Here it comes again — a Chinese investment that poses a potential threat to Taiwan’s long-term interests. No, this is not about the planned buyout of Next Media Group’s Taiwanese businesses that has prompted concerns over how China may use the deal to influence Taiwan in the future. However, as with the Next Media deal, LED chip supplier Formosa Epitaxy’s (ForEpi) plan to ally with China’s Sanan Optoelectronics warrants the same concerns over the Taiwanese industry’s development.
Last week, ForEpi announced plans to sell up to 120 million new shares to Sanan, giving the Chinese company a 19.9 percent stake in the firm and making it its largest institutional shareholder, ahead of Japan’s Mitsui & Co, which holds 15 percent.
The NT$2.35 billion (US$80.8 million) deal, pending approval from both the company’s shareholders and from regulators, marks the first Chinese investment since late March, when Taiwan launched its third round of market liberalization with China, affecting 161 types of industries. Chinese investors are still banned from having managerial control, or becoming major shareholders in several key sectors such as the LED, flat panel, semiconductor and solar battery industries.
If approved by the Ministry of Economic Affairs’ Investment Commission, the deal will also become the largest single Chinese investment in Taiwan since it relaxed rules on Chinese investment in 2009.
The deal has surprised many in the LED industry and caused mixed reactions inside and outside of the sector, as Sanan is a major rival of Taiwanese LED chipmakers such as ForEpi and Epistar Corp.
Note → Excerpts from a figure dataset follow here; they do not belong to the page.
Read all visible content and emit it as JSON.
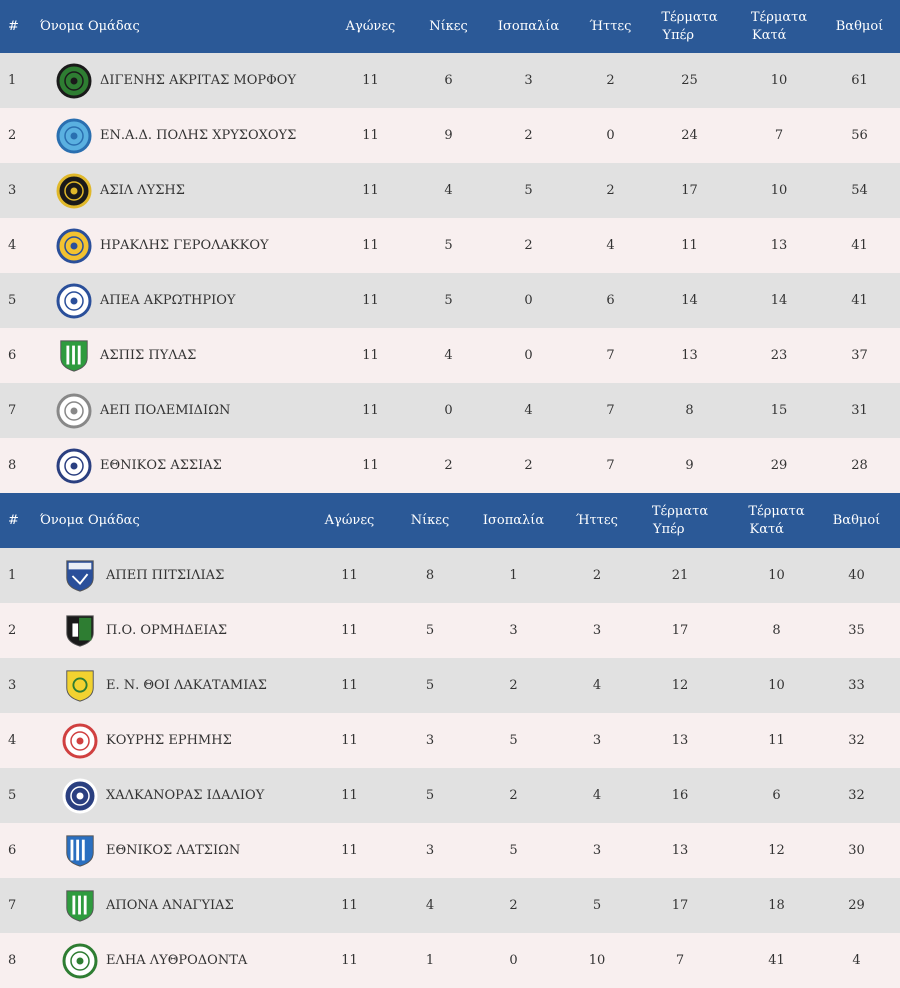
{
  "tables": [
    {
      "headers": {
        "num": "#",
        "team": "Όνομα Ομάδας",
        "played": "Αγώνες",
        "wins": "Νίκες",
        "draws": "Ισοπαλία",
        "losses": "Ήττες",
        "gf_1": "Τέρματα",
        "gf_2": "Υπέρ",
        "ga_1": "Τέρματα",
        "ga_2": "Κατά",
        "points": "Βαθμοί"
      },
      "rows": [
        {
          "pos": "1",
          "team": "ΔΙΓΕΝΗΣ ΑΚΡΙΤΑΣ ΜΟΡΦΟΥ",
          "played": "11",
          "wins": "6",
          "draws": "3",
          "losses": "2",
          "gf": "25",
          "ga": "10",
          "points": "61",
          "logo": "crest-green-black",
          "colors": [
            "#2e7d32",
            "#1a1a1a"
          ]
        },
        {
          "pos": "2",
          "team": "ΕΝ.Α.Δ. ΠΟΛΗΣ ΧΡΥΣΟΧΟΥΣ",
          "played": "11",
          "wins": "9",
          "draws": "2",
          "losses": "0",
          "gf": "24",
          "ga": "7",
          "points": "56",
          "logo": "crest-light-blue",
          "colors": [
            "#5ab0e0",
            "#2a6fb0"
          ]
        },
        {
          "pos": "3",
          "team": "ΑΣΙΛ ΛΥΣΗΣ",
          "played": "11",
          "wins": "4",
          "draws": "5",
          "losses": "2",
          "gf": "17",
          "ga": "10",
          "points": "54",
          "logo": "crest-black-yellow",
          "colors": [
            "#1a1a1a",
            "#e0b82a"
          ]
        },
        {
          "pos": "4",
          "team": "ΗΡΑΚΛΗΣ ΓΕΡΟΛΑΚΚΟΥ",
          "played": "11",
          "wins": "5",
          "draws": "2",
          "losses": "4",
          "gf": "11",
          "ga": "13",
          "points": "41",
          "logo": "crest-yellow-blue",
          "colors": [
            "#f2c230",
            "#2a4f9a"
          ]
        },
        {
          "pos": "5",
          "team": "ΑΠΕΑ ΑΚΡΩΤΗΡΙΟΥ",
          "played": "11",
          "wins": "5",
          "draws": "0",
          "losses": "6",
          "gf": "14",
          "ga": "14",
          "points": "41",
          "logo": "crest-white-blue",
          "colors": [
            "#ffffff",
            "#2a4f9a"
          ]
        },
        {
          "pos": "6",
          "team": "ΑΣΠΙΣ ΠΥΛΑΣ",
          "played": "11",
          "wins": "4",
          "draws": "0",
          "losses": "7",
          "gf": "13",
          "ga": "23",
          "points": "37",
          "logo": "shield-green-white",
          "colors": [
            "#2e9b3e",
            "#ffffff"
          ]
        },
        {
          "pos": "7",
          "team": "ΑΕΠ ΠΟΛΕΜΙΔΙΩΝ",
          "played": "11",
          "wins": "0",
          "draws": "4",
          "losses": "7",
          "gf": "8",
          "ga": "15",
          "points": "31",
          "logo": "crest-white-grey",
          "colors": [
            "#ffffff",
            "#888888"
          ]
        },
        {
          "pos": "8",
          "team": "ΕΘΝΙΚΟΣ ΑΣΣΙΑΣ",
          "played": "11",
          "wins": "2",
          "draws": "2",
          "losses": "7",
          "gf": "9",
          "ga": "29",
          "points": "28",
          "logo": "crest-white-navy",
          "colors": [
            "#ffffff",
            "#2a3f80"
          ]
        }
      ]
    },
    {
      "headers": {
        "num": "#",
        "team": "Όνομα Ομάδας",
        "played": "Αγώνες",
        "wins": "Νίκες",
        "draws": "Ισοπαλία",
        "losses": "Ήττες",
        "gf_1": "Τέρματα",
        "gf_2": "Υπέρ",
        "ga_1": "Τέρματα",
        "ga_2": "Κατά",
        "points": "Βαθμοί"
      },
      "rows": [
        {
          "pos": "1",
          "team": "ΑΠΕΠ ΠΙΤΣΙΛΙΑΣ",
          "played": "11",
          "wins": "8",
          "draws": "1",
          "losses": "2",
          "gf": "21",
          "ga": "10",
          "points": "40",
          "logo": "shield-blue-white",
          "colors": [
            "#2a4f9a",
            "#ffffff"
          ]
        },
        {
          "pos": "2",
          "team": "Π.Ο. ΟΡΜΗΔΕΙΑΣ",
          "played": "11",
          "wins": "5",
          "draws": "3",
          "losses": "3",
          "gf": "17",
          "ga": "8",
          "points": "35",
          "logo": "shield-black-green",
          "colors": [
            "#1a1a1a",
            "#2e7d32"
          ]
        },
        {
          "pos": "3",
          "team": "Ε. Ν. ΘΟΙ ΛΑΚΑΤΑΜΙΑΣ",
          "played": "11",
          "wins": "5",
          "draws": "2",
          "losses": "4",
          "gf": "12",
          "ga": "10",
          "points": "33",
          "logo": "shield-yellow-green",
          "colors": [
            "#f2d230",
            "#2e7d32"
          ]
        },
        {
          "pos": "4",
          "team": "ΚΟΥΡΗΣ ΕΡΗΜΗΣ",
          "played": "11",
          "wins": "3",
          "draws": "5",
          "losses": "3",
          "gf": "13",
          "ga": "11",
          "points": "32",
          "logo": "crest-white-red",
          "colors": [
            "#ffffff",
            "#d04040"
          ]
        },
        {
          "pos": "5",
          "team": "ΧΑΛΚΑΝΟΡΑΣ ΙΔΑΛΙΟΥ",
          "played": "11",
          "wins": "5",
          "draws": "2",
          "losses": "4",
          "gf": "16",
          "ga": "6",
          "points": "32",
          "logo": "crest-navy-white",
          "colors": [
            "#2a3f80",
            "#ffffff"
          ]
        },
        {
          "pos": "6",
          "team": "ΕΘΝΙΚΟΣ ΛΑΤΣΙΩΝ",
          "played": "11",
          "wins": "3",
          "draws": "5",
          "losses": "3",
          "gf": "13",
          "ga": "12",
          "points": "30",
          "logo": "shield-blue-stripes",
          "colors": [
            "#2a6fc0",
            "#ffffff"
          ]
        },
        {
          "pos": "7",
          "team": "ΑΠΟΝΑ ΑΝΑΓΥΙΑΣ",
          "played": "11",
          "wins": "4",
          "draws": "2",
          "losses": "5",
          "gf": "17",
          "ga": "18",
          "points": "29",
          "logo": "shield-green-white",
          "colors": [
            "#2e9b3e",
            "#ffffff"
          ]
        },
        {
          "pos": "8",
          "team": "ΕΛΗΑ ΛΥΘΡΟΔΟΝΤΑ",
          "played": "11",
          "wins": "1",
          "draws": "0",
          "losses": "10",
          "gf": "7",
          "ga": "41",
          "points": "4",
          "logo": "crest-white-green",
          "colors": [
            "#ffffff",
            "#2e7d32"
          ]
        }
      ]
    }
  ]
}
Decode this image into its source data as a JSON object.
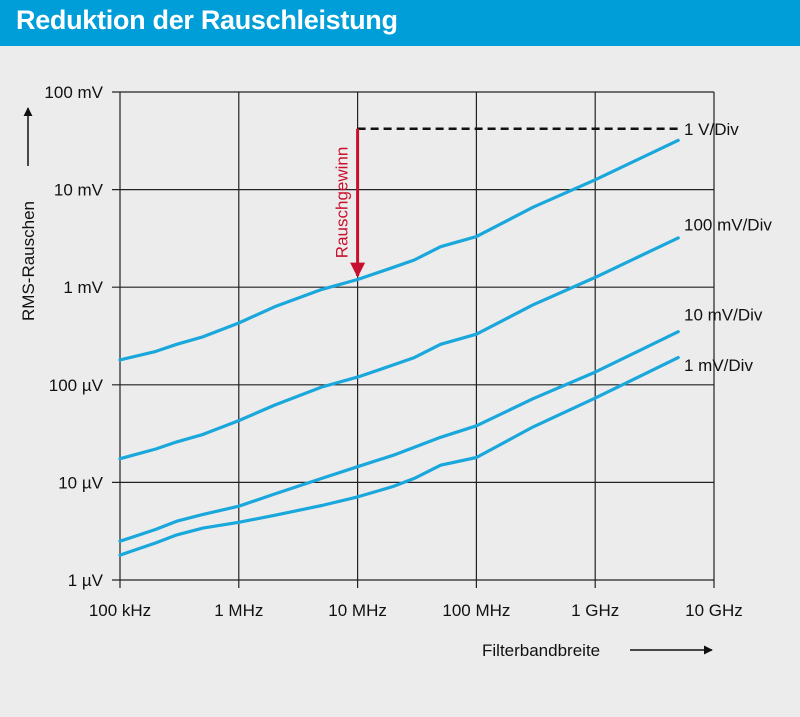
{
  "header": {
    "title": "Reduktion der Rauschleistung"
  },
  "colors": {
    "header_bg": "#009ed8",
    "line": "#1aa7dc",
    "arrow": "#c8102e",
    "grid": "#222222",
    "background": "#ececec"
  },
  "chart_data": {
    "type": "line",
    "title": "Reduktion der Rauschleistung",
    "xlabel": "Filterbandbreite",
    "ylabel": "RMS-Rauschen",
    "x_scale": "log",
    "y_scale": "log",
    "x_unit": "Hz",
    "y_unit": "V",
    "xlim": [
      100000,
      10000000000
    ],
    "ylim": [
      1e-06,
      0.1
    ],
    "grid": true,
    "x_ticks": [
      {
        "value": 100000,
        "label": "100 kHz"
      },
      {
        "value": 1000000,
        "label": "1 MHz"
      },
      {
        "value": 10000000,
        "label": "10 MHz"
      },
      {
        "value": 100000000,
        "label": "100 MHz"
      },
      {
        "value": 1000000000,
        "label": "1 GHz"
      },
      {
        "value": 10000000000,
        "label": "10 GHz"
      }
    ],
    "y_ticks": [
      {
        "value": 1e-06,
        "label": "1 µV"
      },
      {
        "value": 1e-05,
        "label": "10 µV"
      },
      {
        "value": 0.0001,
        "label": "100 µV"
      },
      {
        "value": 0.001,
        "label": "1 mV"
      },
      {
        "value": 0.01,
        "label": "10 mV"
      },
      {
        "value": 0.1,
        "label": "100 mV"
      }
    ],
    "series": [
      {
        "name": "1 V/Div",
        "x": [
          100000,
          200000,
          300000,
          500000,
          1000000,
          2000000,
          5000000,
          10000000,
          20000000,
          30000000,
          50000000,
          100000000,
          300000000,
          1000000000,
          5000000000
        ],
        "y": [
          0.00018,
          0.00022,
          0.00026,
          0.00031,
          0.00043,
          0.00063,
          0.00095,
          0.0012,
          0.0016,
          0.0019,
          0.0026,
          0.0033,
          0.0066,
          0.0126,
          0.032
        ]
      },
      {
        "name": "100 mV/Div",
        "x": [
          100000,
          200000,
          300000,
          500000,
          1000000,
          2000000,
          5000000,
          10000000,
          20000000,
          30000000,
          50000000,
          100000000,
          300000000,
          1000000000,
          5000000000
        ],
        "y": [
          1.75e-05,
          2.2e-05,
          2.6e-05,
          3.1e-05,
          4.3e-05,
          6.2e-05,
          9.5e-05,
          0.00012,
          0.00016,
          0.00019,
          0.00026,
          0.00033,
          0.00066,
          0.00126,
          0.0032
        ]
      },
      {
        "name": "10 mV/Div",
        "x": [
          100000,
          200000,
          300000,
          500000,
          1000000,
          2000000,
          5000000,
          10000000,
          20000000,
          50000000,
          100000000,
          300000000,
          1000000000,
          5000000000
        ],
        "y": [
          2.5e-06,
          3.3e-06,
          4e-06,
          4.7e-06,
          5.7e-06,
          7.6e-06,
          1.1e-05,
          1.45e-05,
          1.9e-05,
          2.9e-05,
          3.8e-05,
          7.2e-05,
          0.000135,
          0.00035
        ]
      },
      {
        "name": "1 mV/Div",
        "x": [
          100000,
          200000,
          300000,
          500000,
          1000000,
          2000000,
          5000000,
          10000000,
          20000000,
          30000000,
          50000000,
          100000000,
          300000000,
          1000000000,
          5000000000
        ],
        "y": [
          1.8e-06,
          2.4e-06,
          2.9e-06,
          3.4e-06,
          3.9e-06,
          4.6e-06,
          5.8e-06,
          7.1e-06,
          9.1e-06,
          1.1e-05,
          1.5e-05,
          1.8e-05,
          3.7e-05,
          7.3e-05,
          0.00019
        ]
      }
    ],
    "annotation": {
      "text": "Rauschgewinn",
      "x": 10000000,
      "from_y": 0.042,
      "to_y": 0.0013
    }
  }
}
The capital injection would help ForEpi strengthen its finances and expand the scale of its business. Moreover, the strategic partnership would provide it with greater access to China’s LED market. Advocates of this first cross-strait cooperation in the LED industry also expect the deal to help ease the cutthroat competition among LED makers, under which Chinese companies have cut prices in recent years because of over-investment and a production glut. These advocates hope that more collaboration will come in future.
The downside of such collaboration is the possibility of technology leaks that could hinder Taiwanese firms’ growth. While ForEpi has vowed to protect its patent portfolio and retain managerial rights, concern over Sanan gaining the upper hand in new technological innovation will remain, given Chinese firms’ notorious record in this area.
It is not yet known how Mitsui, which became a strategic partner of ForEpi early last year, and Toyoda Gosei Co, which inked a cross-license agreement with the firm last month, will respond to the tie-up. However, the possibility of technology leaks may have touched a raw nerve. For instance, a dispute over the next-generation indium gallium zinc oxide panel technology is said to be a key factor holding up financing and partnership negotiations between Taiwan’s Hon Hai Precision Industry Co and Japan’s Sharp Corp, as Sharp has been reportedly reluctant to share its proprietary technology with Hon Hai for fear of leaks.
Moreover, the deal has rekindled worries that as increasingly affluent Chinese companies are on the lookout for favorable investment targets in Taiwan with a global customer base and superior technology portfolios, financially troubled local firms will want to follow in ForEpi’s footsteps in securing much-needed capital and a foothold in the Chinese market.
This would allow Chinese firms to shorten their learning curve and quickly upgrade their technology, while eliminating a major competitor.
Closer cross-strait cooperation could bring benefits to Taiwanese industries if executed carefully and under tight government oversight. However, local firms must consider whether inviting Chinese rivals to be investors will benefit them in the long term.
Perhaps what they need to do is resist the temptation to think that their only hope of salvation is to be found in China.